Jim McElwain prepared his team in August for this turbulent week, he just didn’t know it then.
After checking into the team hotel at the start of fall camp, Florida was forced to move the younger players to a different hotel and send the older players back to their own places due to a “little mishap.”
“I love creating chaos,” McElwain said of the ordeal during fall camp. “For that reason, that’s just another piece of that chaos. In a game nothing goes perfect, but you always have to focus on the detail of getting better. Those are just little teachable moments along the way.”
The first-year Gators coach is hoping that tactic helps the team navigate through the off-field distractions surrounding the program. But the opponent and the location tied to this week’s game don’t help matters, as No. 8 Florida (6-0, 4-0 SEC) travels to take on No. 6 LSU (5-0, 3-0 SEC) on Saturday (7 p.m., ESPN) in Death Valley.
The wild week began Monday with the news that Gators starting quarterback Will Grier will miss the rest of the season and part of the 2016 season due to a year-long suspension for a violation of the NCAA’s policy for performance-enhancing drugs.
“It’s something that sort of just comes out of nowhere,” Gators tight end Jake McGee said of his reaction to the Grier news. “You don’t have much time to dwell on it.”
It continued Wednesday with the arrest of Florida defensive back and special teams contributor Deiondre Porter. The redshirt freshman was suspended indefinitely after being charged with four felonies and a misdemeanor in an aggravated assault case. He’s accused of firing a handgun in the direction of his pregnant girlfriend.
Halfway through the regular season, Florida has had seven players suspended since the opener – safety Marcus Maye, defensive end Alex McCalister, wide receiver Latroy Pittman, quarterback Treon Harris, cornerback Jalen Tabor, Grier and Porter.

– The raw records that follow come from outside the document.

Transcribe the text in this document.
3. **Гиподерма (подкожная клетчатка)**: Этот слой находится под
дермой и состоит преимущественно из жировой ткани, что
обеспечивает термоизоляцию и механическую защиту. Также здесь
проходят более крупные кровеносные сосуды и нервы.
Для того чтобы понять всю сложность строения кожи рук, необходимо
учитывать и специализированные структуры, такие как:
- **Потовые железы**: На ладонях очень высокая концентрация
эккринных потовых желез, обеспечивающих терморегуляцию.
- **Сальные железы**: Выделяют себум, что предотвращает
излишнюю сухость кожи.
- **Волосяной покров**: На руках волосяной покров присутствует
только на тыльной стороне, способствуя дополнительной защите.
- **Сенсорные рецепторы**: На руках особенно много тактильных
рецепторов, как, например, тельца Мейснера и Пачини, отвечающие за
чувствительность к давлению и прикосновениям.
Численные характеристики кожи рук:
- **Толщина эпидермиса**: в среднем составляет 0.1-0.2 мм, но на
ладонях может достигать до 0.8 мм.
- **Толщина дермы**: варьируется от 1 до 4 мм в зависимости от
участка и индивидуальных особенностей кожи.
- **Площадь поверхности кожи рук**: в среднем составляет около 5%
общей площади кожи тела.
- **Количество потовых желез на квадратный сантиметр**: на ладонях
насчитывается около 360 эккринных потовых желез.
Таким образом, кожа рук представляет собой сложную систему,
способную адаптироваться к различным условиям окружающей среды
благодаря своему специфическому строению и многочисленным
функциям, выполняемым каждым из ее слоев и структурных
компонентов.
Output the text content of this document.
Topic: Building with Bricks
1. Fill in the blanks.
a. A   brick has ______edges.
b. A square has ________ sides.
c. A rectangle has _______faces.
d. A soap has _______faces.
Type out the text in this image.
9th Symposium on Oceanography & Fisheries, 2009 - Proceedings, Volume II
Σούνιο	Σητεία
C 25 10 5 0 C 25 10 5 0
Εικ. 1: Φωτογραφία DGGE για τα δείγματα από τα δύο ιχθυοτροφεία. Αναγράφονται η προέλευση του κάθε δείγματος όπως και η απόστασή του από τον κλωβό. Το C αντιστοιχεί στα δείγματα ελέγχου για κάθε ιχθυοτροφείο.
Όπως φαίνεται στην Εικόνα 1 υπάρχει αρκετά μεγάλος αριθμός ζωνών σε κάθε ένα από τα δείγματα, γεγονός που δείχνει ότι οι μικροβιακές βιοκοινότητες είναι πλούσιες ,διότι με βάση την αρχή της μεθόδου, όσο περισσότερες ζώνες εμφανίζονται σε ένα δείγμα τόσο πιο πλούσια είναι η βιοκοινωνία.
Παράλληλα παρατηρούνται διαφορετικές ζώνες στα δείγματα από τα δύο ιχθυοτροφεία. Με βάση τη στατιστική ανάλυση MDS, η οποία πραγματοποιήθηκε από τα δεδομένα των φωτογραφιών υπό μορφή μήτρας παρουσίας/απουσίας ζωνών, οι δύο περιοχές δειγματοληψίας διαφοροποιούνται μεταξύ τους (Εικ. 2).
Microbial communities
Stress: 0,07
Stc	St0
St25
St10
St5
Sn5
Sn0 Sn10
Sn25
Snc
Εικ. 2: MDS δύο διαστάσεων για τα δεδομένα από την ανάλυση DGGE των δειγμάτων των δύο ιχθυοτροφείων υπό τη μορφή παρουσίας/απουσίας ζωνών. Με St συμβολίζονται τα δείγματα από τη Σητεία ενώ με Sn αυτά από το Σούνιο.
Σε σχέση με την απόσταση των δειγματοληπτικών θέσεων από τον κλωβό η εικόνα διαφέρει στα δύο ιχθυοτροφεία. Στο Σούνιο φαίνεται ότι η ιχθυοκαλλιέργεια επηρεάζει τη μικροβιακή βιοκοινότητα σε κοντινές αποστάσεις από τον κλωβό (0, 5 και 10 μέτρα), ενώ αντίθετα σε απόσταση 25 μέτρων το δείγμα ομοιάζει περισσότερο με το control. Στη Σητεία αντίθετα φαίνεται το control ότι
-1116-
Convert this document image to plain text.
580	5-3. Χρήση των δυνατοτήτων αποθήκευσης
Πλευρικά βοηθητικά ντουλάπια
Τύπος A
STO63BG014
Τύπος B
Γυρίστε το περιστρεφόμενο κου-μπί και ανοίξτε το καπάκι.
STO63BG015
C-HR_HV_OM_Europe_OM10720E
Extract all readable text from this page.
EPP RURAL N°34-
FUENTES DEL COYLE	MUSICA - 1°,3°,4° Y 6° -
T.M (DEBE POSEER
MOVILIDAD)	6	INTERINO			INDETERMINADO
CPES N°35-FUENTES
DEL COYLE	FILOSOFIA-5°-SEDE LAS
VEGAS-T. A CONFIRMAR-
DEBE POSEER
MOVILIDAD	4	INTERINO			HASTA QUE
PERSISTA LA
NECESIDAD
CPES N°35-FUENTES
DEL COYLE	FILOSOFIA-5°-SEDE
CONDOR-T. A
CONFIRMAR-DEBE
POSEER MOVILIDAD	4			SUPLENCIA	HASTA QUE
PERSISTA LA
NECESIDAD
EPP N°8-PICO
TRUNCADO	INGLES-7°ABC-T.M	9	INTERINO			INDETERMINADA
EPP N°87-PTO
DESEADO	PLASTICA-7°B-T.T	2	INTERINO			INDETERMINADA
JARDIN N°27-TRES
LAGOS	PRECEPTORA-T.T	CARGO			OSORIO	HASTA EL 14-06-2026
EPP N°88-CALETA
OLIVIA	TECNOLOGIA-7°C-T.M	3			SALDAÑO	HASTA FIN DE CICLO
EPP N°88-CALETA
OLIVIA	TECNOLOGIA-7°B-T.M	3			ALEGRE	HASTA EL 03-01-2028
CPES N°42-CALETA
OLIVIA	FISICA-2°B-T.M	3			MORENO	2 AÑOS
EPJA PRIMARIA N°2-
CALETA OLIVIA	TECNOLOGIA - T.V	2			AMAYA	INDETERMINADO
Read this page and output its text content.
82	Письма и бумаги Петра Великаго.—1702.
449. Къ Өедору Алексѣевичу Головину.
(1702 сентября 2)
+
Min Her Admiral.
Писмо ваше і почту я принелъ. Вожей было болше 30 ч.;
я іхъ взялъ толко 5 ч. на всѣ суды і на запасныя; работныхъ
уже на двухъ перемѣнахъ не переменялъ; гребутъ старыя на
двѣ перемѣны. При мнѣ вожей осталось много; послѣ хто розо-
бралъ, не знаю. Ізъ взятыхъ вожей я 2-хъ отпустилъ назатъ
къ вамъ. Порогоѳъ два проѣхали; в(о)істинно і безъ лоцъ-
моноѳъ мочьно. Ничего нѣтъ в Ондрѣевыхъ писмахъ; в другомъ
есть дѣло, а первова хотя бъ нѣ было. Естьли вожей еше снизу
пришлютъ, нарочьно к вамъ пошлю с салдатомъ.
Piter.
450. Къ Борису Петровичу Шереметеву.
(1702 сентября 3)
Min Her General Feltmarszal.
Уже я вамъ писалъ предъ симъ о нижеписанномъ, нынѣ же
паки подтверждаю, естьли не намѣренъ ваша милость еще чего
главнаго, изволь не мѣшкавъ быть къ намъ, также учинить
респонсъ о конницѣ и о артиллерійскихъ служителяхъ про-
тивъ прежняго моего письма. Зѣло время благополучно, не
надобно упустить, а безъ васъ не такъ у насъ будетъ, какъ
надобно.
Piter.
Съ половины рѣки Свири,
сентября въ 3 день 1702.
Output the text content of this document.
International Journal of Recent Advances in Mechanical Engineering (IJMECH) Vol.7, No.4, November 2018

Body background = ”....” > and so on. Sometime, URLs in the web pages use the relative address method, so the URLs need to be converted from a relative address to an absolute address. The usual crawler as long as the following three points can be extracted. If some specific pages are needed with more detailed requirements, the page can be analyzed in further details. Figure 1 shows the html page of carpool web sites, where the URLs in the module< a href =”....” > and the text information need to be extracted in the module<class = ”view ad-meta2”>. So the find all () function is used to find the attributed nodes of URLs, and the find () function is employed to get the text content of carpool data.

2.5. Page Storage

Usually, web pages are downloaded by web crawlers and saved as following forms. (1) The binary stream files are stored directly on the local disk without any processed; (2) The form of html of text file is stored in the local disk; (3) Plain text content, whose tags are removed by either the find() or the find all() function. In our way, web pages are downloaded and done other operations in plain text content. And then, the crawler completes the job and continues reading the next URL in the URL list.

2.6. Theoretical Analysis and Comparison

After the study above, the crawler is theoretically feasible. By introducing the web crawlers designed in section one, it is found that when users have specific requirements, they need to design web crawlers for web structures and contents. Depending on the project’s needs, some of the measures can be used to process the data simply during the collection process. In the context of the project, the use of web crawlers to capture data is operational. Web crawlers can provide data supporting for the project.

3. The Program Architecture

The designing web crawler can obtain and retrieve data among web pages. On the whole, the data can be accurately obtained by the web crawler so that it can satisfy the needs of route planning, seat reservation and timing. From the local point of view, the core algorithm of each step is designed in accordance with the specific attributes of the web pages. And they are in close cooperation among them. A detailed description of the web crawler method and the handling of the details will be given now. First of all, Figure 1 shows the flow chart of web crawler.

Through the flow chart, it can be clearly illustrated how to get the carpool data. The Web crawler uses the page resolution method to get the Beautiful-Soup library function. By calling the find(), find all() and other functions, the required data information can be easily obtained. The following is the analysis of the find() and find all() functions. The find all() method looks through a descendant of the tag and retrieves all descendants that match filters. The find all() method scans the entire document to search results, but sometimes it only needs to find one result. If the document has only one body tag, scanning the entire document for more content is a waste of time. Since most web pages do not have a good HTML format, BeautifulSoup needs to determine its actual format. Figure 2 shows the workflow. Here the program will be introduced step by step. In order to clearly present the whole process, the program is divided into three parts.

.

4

“What we try to do in our program in general is try to create as much unknown and chaos,” McElwain said of the method he uses to help his players overcome distractions. “The key is that you have to focus on the detail of the task at hand and don’t let any of the periphery get to you.”
It’s easier said than done, though, especially when it involves a starting quarterback.
The Gators will now have to rely on Harris to lead the offense. It helps that the sophomore has experience as the starter, recording a 5-2 record in seven career starts.
Harris threw for 1,019 yards and nine touchdowns, and ran for 338 yards and three touchdowns as a freshman last season. In his only start this season, the dual-threat quarterback threw for 215 yards and two touchdowns against New Mexico State in the opener before Grier won the job.
“We already know what (Treon) can do,” Gators linebacker Jarrad Davis said. “Last year we saw him and I was kind of surprised that he wasn’t starting this year. At the same time, coach makes those decisions. He picked the right guy and now it’s time for Treon to step up, take that spot back, charge on, and take us to the next checkpoint.”
“Next guy up” is the slogan McElwain has used repeatedly to address injuries and suspensions this season. But even McElwain admitted that he has never been through a week like this during his coaching career.
As 7-point underdogs, the Gators will try to overcome all of that against the unbeaten Tigers in one of the most intimidating environments in sports.
“I’m not sure anyone was prepared for any of it,” McElwain said of the past week. “But at the same time, that’s all part of creating chaos. Let’s talk about chaos and distractions, playing in Tiger Stadium in a night game, there’s a lot of it going on. So, I think the important thing is to eliminate the clutter, take care of yourself, do your job and let’s go focus and have a good time doing it.”